Water Abstraction: Licensing

(asked on 19th June 2023) - View Source

Question to the Department for Environment, Food and Rural Affairs:

To ask the Secretary of State for Environment, Food and Rural Affairs, if her Department will work with the Environment Agency to develop a service level agreement with water abstraction licence holders on time for adaption when licences are changed.


Answered by
Rebecca Pow Portrait
Rebecca Pow
Parliamentary Under-Secretary (Department for Environment, Food and Rural Affairs)
This question was answered on 23rd June 2023

In April we published our Plan for Water, which sets out the importance of ensuring a clean and plentiful water supply, including environmentally sustainable water abstraction. I expect the Environment Agency to take what action is needed to reduce the environmental damage caused by abstraction – this will include changing abstraction licences.
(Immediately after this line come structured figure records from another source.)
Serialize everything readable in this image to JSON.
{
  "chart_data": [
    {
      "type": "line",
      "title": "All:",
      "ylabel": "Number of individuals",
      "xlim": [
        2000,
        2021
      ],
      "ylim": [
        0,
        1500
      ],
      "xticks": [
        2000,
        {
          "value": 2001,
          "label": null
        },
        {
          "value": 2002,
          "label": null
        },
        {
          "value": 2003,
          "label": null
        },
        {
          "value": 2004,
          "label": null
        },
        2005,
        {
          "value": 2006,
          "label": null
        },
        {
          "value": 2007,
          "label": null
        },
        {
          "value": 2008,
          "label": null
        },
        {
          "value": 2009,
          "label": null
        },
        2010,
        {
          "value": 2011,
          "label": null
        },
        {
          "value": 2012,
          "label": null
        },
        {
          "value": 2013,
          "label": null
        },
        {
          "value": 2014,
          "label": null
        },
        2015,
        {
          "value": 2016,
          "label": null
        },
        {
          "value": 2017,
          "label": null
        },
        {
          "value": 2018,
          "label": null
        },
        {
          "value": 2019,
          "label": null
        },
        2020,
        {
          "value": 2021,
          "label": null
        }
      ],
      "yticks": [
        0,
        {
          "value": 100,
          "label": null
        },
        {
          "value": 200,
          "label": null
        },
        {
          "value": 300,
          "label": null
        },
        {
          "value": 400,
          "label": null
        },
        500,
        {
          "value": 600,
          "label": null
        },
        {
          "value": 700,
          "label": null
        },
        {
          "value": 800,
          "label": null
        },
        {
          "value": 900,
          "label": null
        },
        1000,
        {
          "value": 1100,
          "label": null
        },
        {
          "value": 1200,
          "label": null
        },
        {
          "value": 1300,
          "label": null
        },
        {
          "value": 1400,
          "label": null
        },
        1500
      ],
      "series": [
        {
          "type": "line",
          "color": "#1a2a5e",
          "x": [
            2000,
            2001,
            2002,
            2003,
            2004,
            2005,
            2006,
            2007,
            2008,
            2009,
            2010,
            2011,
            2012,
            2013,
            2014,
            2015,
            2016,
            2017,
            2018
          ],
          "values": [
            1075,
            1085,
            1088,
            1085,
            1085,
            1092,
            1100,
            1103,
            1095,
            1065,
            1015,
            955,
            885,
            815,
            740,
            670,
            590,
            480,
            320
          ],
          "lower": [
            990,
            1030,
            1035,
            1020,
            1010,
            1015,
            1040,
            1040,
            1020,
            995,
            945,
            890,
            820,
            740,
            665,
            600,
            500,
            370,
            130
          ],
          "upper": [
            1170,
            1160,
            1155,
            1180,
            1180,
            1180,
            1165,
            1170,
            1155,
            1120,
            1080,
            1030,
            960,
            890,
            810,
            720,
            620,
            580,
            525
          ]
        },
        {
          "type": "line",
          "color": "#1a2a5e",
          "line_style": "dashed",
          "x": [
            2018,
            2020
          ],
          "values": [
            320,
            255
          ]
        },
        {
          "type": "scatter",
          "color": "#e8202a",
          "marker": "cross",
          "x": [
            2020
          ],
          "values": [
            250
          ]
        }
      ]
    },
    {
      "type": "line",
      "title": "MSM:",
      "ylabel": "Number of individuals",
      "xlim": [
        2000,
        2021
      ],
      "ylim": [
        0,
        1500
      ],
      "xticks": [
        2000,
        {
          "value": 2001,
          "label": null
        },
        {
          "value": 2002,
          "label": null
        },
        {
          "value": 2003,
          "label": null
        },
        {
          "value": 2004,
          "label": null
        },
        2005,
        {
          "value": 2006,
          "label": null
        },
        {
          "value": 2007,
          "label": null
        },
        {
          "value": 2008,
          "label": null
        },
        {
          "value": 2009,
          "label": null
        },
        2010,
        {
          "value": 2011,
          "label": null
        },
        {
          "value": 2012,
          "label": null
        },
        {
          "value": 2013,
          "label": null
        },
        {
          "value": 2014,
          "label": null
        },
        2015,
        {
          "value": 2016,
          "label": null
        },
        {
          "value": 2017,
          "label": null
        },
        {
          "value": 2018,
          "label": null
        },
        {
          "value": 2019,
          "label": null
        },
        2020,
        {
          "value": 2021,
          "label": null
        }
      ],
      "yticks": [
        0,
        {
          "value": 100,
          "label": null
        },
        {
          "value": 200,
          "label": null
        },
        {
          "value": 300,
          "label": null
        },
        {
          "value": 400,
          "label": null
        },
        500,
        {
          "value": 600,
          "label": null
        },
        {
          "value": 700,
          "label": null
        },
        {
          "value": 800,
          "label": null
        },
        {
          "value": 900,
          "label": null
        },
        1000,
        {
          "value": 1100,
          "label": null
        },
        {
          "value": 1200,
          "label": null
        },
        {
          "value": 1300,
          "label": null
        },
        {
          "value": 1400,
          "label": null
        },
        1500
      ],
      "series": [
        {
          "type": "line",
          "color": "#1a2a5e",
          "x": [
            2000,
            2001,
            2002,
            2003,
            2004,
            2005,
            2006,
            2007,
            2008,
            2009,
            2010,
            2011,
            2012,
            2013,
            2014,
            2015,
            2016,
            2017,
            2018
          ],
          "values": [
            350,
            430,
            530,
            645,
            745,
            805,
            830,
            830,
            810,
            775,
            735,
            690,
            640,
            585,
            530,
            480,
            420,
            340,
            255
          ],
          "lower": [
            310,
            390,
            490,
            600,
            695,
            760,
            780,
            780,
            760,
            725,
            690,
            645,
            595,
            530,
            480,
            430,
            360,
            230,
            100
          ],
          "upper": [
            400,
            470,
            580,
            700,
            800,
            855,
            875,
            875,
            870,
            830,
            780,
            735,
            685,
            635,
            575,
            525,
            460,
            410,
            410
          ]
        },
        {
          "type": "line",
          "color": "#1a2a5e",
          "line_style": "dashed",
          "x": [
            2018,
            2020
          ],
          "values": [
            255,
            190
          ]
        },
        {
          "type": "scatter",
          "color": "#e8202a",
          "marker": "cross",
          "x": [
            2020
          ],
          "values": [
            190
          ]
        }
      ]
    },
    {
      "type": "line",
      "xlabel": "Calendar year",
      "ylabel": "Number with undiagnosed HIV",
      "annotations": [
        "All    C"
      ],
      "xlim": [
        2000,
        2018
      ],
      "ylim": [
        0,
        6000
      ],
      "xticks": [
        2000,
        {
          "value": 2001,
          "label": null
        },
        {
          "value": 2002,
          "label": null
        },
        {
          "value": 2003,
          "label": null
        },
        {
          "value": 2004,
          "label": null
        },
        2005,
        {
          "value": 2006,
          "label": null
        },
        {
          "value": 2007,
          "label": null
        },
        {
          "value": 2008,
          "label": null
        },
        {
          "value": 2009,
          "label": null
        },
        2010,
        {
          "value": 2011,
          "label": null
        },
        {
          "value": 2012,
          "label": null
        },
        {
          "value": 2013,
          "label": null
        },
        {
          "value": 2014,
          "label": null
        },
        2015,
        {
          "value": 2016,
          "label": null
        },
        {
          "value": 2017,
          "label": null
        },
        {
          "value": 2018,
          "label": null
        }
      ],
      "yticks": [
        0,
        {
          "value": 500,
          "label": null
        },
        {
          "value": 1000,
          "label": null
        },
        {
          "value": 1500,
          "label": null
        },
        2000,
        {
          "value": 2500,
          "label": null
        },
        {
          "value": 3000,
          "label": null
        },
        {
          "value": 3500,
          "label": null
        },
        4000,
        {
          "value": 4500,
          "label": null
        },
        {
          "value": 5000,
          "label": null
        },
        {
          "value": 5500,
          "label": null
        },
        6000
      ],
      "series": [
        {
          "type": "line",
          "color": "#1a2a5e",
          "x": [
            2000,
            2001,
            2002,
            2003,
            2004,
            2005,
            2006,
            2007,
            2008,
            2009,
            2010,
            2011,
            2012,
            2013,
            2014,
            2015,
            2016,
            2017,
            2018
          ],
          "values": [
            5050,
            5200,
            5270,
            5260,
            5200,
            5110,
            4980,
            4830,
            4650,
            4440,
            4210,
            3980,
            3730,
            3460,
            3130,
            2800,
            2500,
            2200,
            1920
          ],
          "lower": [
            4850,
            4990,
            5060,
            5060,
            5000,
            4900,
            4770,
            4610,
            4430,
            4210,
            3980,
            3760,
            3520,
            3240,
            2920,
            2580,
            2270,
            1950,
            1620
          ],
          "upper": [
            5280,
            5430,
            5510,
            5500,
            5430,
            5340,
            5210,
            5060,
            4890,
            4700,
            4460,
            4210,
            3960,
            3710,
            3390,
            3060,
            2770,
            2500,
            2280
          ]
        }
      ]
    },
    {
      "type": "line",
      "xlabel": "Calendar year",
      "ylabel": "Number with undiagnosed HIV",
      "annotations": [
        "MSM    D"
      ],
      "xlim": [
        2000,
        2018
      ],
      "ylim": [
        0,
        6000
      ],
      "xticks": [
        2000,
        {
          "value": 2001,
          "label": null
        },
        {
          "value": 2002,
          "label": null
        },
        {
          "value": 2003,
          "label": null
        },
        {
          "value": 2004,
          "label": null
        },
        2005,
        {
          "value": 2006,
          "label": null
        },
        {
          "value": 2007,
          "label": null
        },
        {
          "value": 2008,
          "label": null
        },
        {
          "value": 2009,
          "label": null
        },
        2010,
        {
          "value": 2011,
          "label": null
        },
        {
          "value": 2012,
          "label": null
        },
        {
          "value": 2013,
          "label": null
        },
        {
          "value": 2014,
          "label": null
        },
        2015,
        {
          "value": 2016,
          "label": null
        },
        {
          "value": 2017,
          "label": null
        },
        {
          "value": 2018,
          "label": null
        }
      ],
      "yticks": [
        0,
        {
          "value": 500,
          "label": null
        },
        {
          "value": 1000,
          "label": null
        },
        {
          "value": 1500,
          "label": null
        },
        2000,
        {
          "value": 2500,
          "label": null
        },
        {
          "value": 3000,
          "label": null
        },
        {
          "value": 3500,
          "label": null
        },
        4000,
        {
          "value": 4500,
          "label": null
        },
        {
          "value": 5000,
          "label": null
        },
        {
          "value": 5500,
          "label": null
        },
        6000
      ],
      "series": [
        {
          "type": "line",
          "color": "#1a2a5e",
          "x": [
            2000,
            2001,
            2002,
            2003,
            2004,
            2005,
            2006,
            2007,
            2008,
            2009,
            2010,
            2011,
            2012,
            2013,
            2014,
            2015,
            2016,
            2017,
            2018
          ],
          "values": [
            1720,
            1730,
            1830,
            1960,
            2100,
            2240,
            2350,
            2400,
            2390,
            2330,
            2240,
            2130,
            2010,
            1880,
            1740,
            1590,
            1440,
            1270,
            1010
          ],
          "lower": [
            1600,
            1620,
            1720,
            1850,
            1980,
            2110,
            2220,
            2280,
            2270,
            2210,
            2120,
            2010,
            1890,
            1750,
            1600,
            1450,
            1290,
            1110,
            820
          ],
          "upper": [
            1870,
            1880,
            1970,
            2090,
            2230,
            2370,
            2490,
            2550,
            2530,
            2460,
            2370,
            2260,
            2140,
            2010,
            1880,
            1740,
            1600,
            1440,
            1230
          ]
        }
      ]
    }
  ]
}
The Environment Agency has indicated that it will consider giving abstractors time to adapt to licence changes on a case-by-case basis. Management options could include, for example, building a storage reservoir to replace a summer spray irrigation licence to abstract from a river. The Environment Agency is currently developing its approach, but current thinking is that it will be up to abstractors to justify why they need time to adapt. There will not be any fixed adaptation time but instead the period of time will be consistent with the environmental risks, the proposed adaptation and how much notice an abstractor has already had of the changes. Where an abstraction is already damaging the environment then it may not be possible for the Environment Agency to allow any time to adapt, especially where an abstraction is damaging a designated site or species. The Government also supports the agricultural sector with its Farming Transformation Fund grants for the construction of new on-farm reservoirs. We are also supporting the creation of national and regional Water Resource Management Plans for agriculture, which will help farmers plan their water resources and ensure better resilience to drought.